Given that he's got a child about to be born any minute, Man-Bat obviously wants to put a stop to this turning-newborns-into-demons thing as soon as possible, and so he and Etrigan leave the hospital to search for Le Fey, Etrigan riding on Man-Bat's back as if he were a horsey:

The creators are fast running out of pages, but there's room for a brief, five-page confrontation with the villain, during which Golden lays out a quite cool page in which we see Le Fey framed in the middle of the page, two tiers of panels on either side of her.
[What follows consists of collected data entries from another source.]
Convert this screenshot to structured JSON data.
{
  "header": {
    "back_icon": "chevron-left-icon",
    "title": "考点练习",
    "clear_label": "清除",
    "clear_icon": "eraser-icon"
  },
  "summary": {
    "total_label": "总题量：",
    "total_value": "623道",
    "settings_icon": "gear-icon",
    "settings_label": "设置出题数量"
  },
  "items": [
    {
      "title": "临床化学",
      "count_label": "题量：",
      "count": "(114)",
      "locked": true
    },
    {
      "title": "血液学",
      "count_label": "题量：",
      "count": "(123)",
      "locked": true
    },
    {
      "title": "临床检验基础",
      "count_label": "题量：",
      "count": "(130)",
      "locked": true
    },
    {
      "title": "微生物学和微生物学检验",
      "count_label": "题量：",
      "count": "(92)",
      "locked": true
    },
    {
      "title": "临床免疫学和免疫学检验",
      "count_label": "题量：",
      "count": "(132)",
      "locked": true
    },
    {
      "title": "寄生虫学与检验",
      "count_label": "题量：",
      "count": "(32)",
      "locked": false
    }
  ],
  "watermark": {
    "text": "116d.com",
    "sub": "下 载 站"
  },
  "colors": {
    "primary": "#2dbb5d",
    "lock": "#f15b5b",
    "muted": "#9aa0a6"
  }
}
One features Etrigan, the other Man-Bat, and in these, she menaces them with giant versions of her own hands that appear through the ceiling and floor.

Luckily for Man-Bat, on of these giant hands grabs him by the wings, and so all he has to do to free himself is to revert back into wing-less Kirk Langstrom, snatch the Philosopher's Stone from Le Fey and point it in her direction, which turns her to stone.

Rushing back to the hospital, he arrives in time to greet his new baby, which he reacts to in shock, before the last-page splash reveals why exactly he is so surprised: The baby he's been referring to as "Kirk Jr." throughout the story is actually a girl, Rebecca Elizabeth Langstrom.

In the lower righthand corner of the page there's a little box reading, "Is Rebecca Langstrom actually the latent demon foreseen by Etrigan and Morgaine Le Fey? Only time and future issues...will tell!"

As far as I can tell, no future issues of Batman Family—or any other comics—would address the possibility of Rebecca Langstrom being a demon of some kind. I wouldn't be at all surprised to find out that she might have turned into a human/bat hybrid at some point, though.